Спросил, нашли ли какое-нибудь медимущество. Как и ожидал — нашли и много. Одних носилок нормальных с полсотни, да всякие медикаменты, хирургический набор в кожаном чехле, шприцы, бинты и всякое прочее вроде одеял. Также собрали более 70 пистолетов разных марок и калибров. Тут командный состав с намеком посмотрел на командира. В нашей армии ведь если ты с пистолетом — то уже и начальник. Берестов кивнул, намек он понял и ничего против не имел, чтобы его штаб приобрел понятный армейский шик.
Последним выступил Новожилов, имевший несколько смущенное состояние — досадно ему было, что проглядел задранный на трехметровую высоту шнур и мины на дереве. Нехорошо получилось. Потому он немного нос повесил. Чистка территории шла медленнее, чем предполагалось, больно много насыпано было злого железа. Да еще и вода пошла талая, надо срочно Комсомольца из ручья тянуть, а для этого придется день покорячиться точно.
Общим мнением было — все же выдернуть тягач с пушкой. Все понимали, что на фронте сейчас это будет подспорьем. Да и бензин можно слить с добытой машины. Не лишний.
Фельдшер Алексеев, вольнонаемный лаборант кафедры анатомии ВММА.
Напоследок вручили командиру мешок собранных с немцев документов. Теперь работники их еще и подсушивали перед сдачей, профессионализм обретая.
— Никак не могу понять, чего немцам не хватало — озадаченно заметил комвзвода — два, глядя на мешок с недоумением.
— То есь? — поднял бровь Берестов.
— Смотришь их фотографии — и дома каменные и с обстановкой, машины у многих с никелем, про велосипеды молчу уже, все одеты — обуты. И морды сытые, веселые. Электричество у всех, даже на хуторе. Да вот — первые попавшиеся — тут он запустил руку в не завязанную горловину, вытянул жменю бумаг — письма, пара уже привычных зольдатбухов, опознавательный жетон в кожаном чехольчике на шнурке и пяток фотографий, немножко покоробившихся после сушки. Одну фотографию с голой, похотливо изогнувшейся блондинкой, покраснев, кинул в мешок обратно, остальные разложил веером на столе.

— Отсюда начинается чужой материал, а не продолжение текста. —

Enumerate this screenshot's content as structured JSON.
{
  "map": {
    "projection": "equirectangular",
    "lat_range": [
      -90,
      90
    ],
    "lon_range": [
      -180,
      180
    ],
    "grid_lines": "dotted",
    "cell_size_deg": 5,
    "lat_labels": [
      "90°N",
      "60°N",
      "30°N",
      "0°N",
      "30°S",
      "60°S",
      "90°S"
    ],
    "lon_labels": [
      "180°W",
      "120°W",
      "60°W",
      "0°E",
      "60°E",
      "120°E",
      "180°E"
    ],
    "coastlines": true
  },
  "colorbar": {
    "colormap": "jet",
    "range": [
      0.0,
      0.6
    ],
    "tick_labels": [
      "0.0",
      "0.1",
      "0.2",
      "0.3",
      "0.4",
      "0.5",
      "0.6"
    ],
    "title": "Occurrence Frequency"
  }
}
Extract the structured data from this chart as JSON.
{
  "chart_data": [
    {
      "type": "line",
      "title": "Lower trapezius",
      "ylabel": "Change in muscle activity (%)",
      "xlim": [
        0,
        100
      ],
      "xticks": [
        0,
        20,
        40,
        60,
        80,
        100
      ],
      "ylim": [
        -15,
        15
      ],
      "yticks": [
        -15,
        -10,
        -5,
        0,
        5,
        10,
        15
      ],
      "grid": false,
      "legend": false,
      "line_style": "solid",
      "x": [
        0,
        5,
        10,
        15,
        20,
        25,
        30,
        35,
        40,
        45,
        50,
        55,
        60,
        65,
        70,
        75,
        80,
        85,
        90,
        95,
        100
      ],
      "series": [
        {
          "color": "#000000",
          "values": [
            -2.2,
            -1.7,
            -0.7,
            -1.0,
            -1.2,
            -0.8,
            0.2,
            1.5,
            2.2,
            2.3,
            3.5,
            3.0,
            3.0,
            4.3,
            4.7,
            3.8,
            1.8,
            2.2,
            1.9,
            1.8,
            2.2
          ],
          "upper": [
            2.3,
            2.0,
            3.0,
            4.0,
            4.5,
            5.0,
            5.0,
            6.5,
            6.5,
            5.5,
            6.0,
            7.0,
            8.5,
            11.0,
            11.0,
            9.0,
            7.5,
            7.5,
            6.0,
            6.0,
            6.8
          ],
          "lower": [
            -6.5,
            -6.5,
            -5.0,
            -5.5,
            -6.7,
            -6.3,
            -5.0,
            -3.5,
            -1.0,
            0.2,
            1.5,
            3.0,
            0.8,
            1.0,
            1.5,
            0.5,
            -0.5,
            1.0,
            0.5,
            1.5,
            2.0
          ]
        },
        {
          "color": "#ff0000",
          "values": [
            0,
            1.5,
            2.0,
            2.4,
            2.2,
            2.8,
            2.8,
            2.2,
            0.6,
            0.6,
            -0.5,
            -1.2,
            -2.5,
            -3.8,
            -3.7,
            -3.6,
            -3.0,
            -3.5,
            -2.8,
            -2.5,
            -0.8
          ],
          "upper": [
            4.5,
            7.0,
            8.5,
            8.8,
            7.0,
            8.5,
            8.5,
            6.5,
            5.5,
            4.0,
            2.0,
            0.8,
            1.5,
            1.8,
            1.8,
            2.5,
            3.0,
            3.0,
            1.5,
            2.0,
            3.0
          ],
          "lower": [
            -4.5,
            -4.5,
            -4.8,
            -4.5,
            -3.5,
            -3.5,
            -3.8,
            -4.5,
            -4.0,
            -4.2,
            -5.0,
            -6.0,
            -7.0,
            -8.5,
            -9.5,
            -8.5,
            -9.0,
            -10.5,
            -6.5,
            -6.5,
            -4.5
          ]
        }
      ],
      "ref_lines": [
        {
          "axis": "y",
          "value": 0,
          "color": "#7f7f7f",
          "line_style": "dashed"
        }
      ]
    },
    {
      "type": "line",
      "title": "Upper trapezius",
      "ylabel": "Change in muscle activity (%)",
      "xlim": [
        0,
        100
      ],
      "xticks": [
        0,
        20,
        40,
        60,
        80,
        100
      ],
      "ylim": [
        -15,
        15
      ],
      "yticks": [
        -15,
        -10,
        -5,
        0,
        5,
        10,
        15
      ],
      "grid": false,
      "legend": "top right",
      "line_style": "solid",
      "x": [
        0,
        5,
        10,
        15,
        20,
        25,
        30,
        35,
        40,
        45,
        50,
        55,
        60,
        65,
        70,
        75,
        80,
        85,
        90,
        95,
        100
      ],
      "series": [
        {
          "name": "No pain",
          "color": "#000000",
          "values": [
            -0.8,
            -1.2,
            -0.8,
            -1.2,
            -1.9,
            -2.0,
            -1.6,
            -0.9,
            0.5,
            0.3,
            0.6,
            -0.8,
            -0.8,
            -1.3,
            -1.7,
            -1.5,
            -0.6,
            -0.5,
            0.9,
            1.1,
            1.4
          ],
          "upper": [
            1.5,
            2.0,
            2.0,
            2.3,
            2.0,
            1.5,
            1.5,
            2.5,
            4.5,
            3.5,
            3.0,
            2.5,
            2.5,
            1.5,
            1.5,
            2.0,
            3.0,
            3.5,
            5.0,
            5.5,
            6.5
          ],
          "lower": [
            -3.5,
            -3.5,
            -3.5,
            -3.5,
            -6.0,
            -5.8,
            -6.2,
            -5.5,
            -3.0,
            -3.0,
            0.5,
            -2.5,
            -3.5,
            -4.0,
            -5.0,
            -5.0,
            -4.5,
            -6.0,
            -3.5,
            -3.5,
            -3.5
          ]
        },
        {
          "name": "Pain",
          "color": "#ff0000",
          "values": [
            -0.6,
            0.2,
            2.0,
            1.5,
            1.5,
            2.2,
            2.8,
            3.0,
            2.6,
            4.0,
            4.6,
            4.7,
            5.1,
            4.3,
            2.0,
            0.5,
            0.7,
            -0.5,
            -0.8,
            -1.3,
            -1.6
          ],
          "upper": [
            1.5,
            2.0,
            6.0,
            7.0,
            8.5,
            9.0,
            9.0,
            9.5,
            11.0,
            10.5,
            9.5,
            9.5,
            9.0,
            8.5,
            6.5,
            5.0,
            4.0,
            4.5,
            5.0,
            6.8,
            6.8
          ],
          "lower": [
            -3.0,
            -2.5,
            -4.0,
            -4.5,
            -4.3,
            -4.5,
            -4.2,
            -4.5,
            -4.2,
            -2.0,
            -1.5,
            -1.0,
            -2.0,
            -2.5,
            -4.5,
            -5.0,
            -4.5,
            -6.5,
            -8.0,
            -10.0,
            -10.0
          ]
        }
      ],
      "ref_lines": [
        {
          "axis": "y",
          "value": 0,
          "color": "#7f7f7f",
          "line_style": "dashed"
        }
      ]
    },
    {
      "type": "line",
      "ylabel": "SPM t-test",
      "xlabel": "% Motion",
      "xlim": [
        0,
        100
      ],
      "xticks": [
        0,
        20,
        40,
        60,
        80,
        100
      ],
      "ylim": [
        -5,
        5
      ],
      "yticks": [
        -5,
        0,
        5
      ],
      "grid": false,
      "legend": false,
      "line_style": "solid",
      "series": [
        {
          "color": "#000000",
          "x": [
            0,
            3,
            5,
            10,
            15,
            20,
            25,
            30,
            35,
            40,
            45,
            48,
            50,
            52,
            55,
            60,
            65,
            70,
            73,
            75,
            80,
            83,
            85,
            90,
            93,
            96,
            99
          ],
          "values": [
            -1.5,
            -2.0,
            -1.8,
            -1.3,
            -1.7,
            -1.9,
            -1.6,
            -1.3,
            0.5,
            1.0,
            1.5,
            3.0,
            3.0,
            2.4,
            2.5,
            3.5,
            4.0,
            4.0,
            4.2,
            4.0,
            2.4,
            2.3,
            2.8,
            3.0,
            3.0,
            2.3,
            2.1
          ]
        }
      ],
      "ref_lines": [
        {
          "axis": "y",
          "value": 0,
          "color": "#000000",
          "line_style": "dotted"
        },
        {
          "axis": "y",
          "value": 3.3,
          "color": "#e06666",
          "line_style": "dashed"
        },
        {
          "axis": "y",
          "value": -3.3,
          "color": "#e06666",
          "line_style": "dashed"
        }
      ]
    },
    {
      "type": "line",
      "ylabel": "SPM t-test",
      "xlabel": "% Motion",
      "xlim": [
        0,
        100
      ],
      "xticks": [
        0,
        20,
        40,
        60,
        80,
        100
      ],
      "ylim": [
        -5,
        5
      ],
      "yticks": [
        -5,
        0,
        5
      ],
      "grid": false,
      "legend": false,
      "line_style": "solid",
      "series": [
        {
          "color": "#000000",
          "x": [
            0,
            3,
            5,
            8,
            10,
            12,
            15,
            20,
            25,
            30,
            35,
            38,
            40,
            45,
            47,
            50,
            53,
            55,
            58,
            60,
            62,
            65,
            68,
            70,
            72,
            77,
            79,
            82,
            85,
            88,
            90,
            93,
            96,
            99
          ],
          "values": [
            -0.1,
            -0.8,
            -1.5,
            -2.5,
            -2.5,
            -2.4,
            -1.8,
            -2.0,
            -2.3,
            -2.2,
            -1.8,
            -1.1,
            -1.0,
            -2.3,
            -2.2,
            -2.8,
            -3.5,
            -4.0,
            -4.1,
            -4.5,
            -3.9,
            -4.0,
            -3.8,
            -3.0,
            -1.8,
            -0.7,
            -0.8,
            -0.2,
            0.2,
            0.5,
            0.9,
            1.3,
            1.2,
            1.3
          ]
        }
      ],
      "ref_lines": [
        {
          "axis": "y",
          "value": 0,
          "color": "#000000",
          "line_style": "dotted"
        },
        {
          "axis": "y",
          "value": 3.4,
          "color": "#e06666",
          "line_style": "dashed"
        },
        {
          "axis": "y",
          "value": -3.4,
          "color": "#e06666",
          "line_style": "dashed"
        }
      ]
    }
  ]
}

И впрямь — бравый зольдат позирует рядом с двухэтажным каменным домом, цветы в палисаднике, рядом — родные, папа в шляпе и с трубкой в зубах, мамаша, похоже, в модном городском платье и тоже в шляпке и киндеров штук пять разновозрастных — все в коротких штанишках, но в носочках и кожаной фабричной обувке на всех.
На другом фото — элегантный красавец в белом летнем костюме и спортивной кепке рядом с легковым автомобилем — кабриолетом. Пара фотографий — просто какие-то люди на фоне кустов и деревьев, на последней пятой — застолье веселое домашнее. Но тарелки фаянсовые и супница, салфетки, вилки — ножики — все как в ресторане!
— Вот — обыкновенный солдапер, а кровать — железная, господская, не хухры — мухры — заметил с довольным видом комвзвода — два.
Начпох устало пробухтел ответ. Иван Валерьянович отрепетовал с переводом, уменьшив свой трубный голос до домашнего уровня, чтоб и так битые стекла не повыпадали:
— Командир говорит — каждому немцу обещано их фюрером по 50 аборигенов и поместье. Из первых рук сведения. Пленный рассказал.
— Как-то поместье полученное маловатое получается. Вот сколько выкопали саперы — столько и получили господа. И двух метров не выйдет. Сами-то они в листовках своих пишут — с жи... то есть — евреями они воевать пришли. С евреями воевать — а деревни жгут, где испокон века ни одного еврея не водилось — ляпнул разболтавшийся комвзвода — два. И тут же заткнулся. И Берестов и фельдшер и комвзвода — раз уставились на болтуна очень нехорошим взглядом.